Flashback: O Comboio do Medo
William Friedkin é capaz de ser mais conhecido por filmes como “O Exorcista” ou “Os Incorruptíveis Contra a Droga”, dono de uma capacidade quase ímpar para desenvolver relações e personagens em géneros que careciam desse factor, é também o criador de um filme que injustamente não é citado como uma das suas melhores obras, falo de “O Comboio do Medo” (1977) remake de “O Salário do Medo” (1953).
Não é fácil de defender um remake, se calhar mais agora do que nos anos 1970 ou 1980, na altura também era algo de que se falava pouco e a engrenagem não estava tão bem oleada, eram mais ponderados e partiam da ideia de quem os fazia, não para capitalizar no êxito de bilheteira do original. “O Comboio do Medo” reconta a história de um grupo de homens que é contratado para transportar um carregamento considerável de nitroglicerina através da floresta sul-americana, a substância é volátil e o meio de transporte escolhido é o camião, escusado será dizer que há tensão que chegue e sobre para as 2 horas de duração do filme, mas há também muito mais que isso.
O filme começa com uma apresentação individual e descontextualizada das nossas personagens e como estas pessoas de nacionalidades e passados bem diferentes chegaram até uma pequena povoação na América do Sul.
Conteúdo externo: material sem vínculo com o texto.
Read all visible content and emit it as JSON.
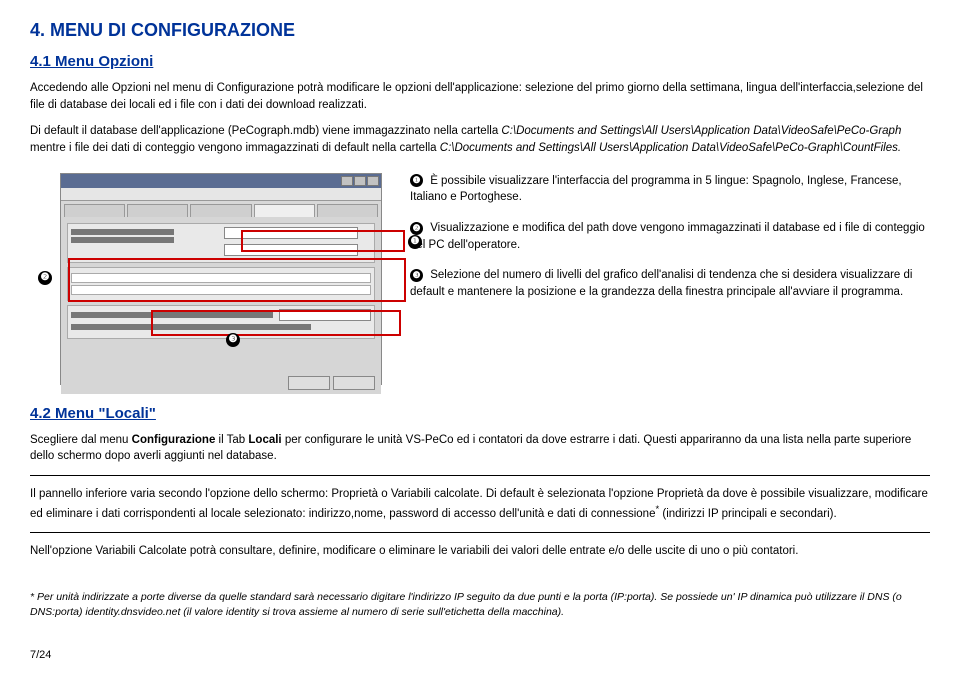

Com uma premissa tão forte que roça o conceito de «gimmick» é aqui que entra o engenho de Friedkin, não vamos direitos até à acção principal, enquanto espectadores somos convidados a participar no degladiar interior destes homens com motivações diferentes para poder ou não arriscar a vida no transporte de um explosivo tão inconstante como eles próprios. É um excelente exemplo da clássica estrutura em três partes: apresentação, escolha, execução.
Quatro homens seguem em dois camiões aos quais chamaram Sorcerer e Lazaro, no papel principal encontramos Roy Scheider, que já tinha participado com Friedkin em “Os Incorruptíveis Contra a Droga”, mas este foi o último reduto do realizador. Roy Scheider era um actor diferente, o homem comum que funcionava muito bem como actor secundário mas não para carregar um filme às costas, a ideia principal era atribuir o papel a Steve McQueen mas este só aceitava mediante condições pouco razoáveis e tanto Jack Nicholson como Clint Eastwood também recusaram participar no projecto. Para ajudar na alienação do público americano os restantes actores não eram nativos de língua inglesa e uma porção considerável do filme foi legendada, apesar de interpretações fortíssimas o filme foi quase esquecido até à redescoberta no mercado VHS e DVD.
Para ajudar a toda a atmosfera a banda sonora ficou a cargo dos germânicos Tangerine Dream que conseguiram traduzir na perfeição todos os elementos do filme, numa composição híbrida entre o orquestral e o electrónico ficamos quase desorientados entre a fantasia e a dura realidade onde todos os elementos visuais são sublinhados. O que torna as coisas mais curiosas é que a banda fez tudo a partir do guião, sem ter visto um minuto do filme, podia ter resultado muito mal e num revés espetacular saiu perfeito.
“O Comboio do Medo” é um ensaio sobre a natureza humana transvestido de filme de acção mas ao mesmo tempo não é nenhuma destas duas coisas. É uma história cativante, tensa e que fica connosco bem depois de termos visto o filme, consegue manter-nos investidos mesmo quando estamos a assistir ao desenvolvimento das personagens e esse é um feito difícil de conseguir. Arrisco-me a dizer que é um dos grandes filmes dos anos 70, discutivelmente a melhor década da 7ª arte.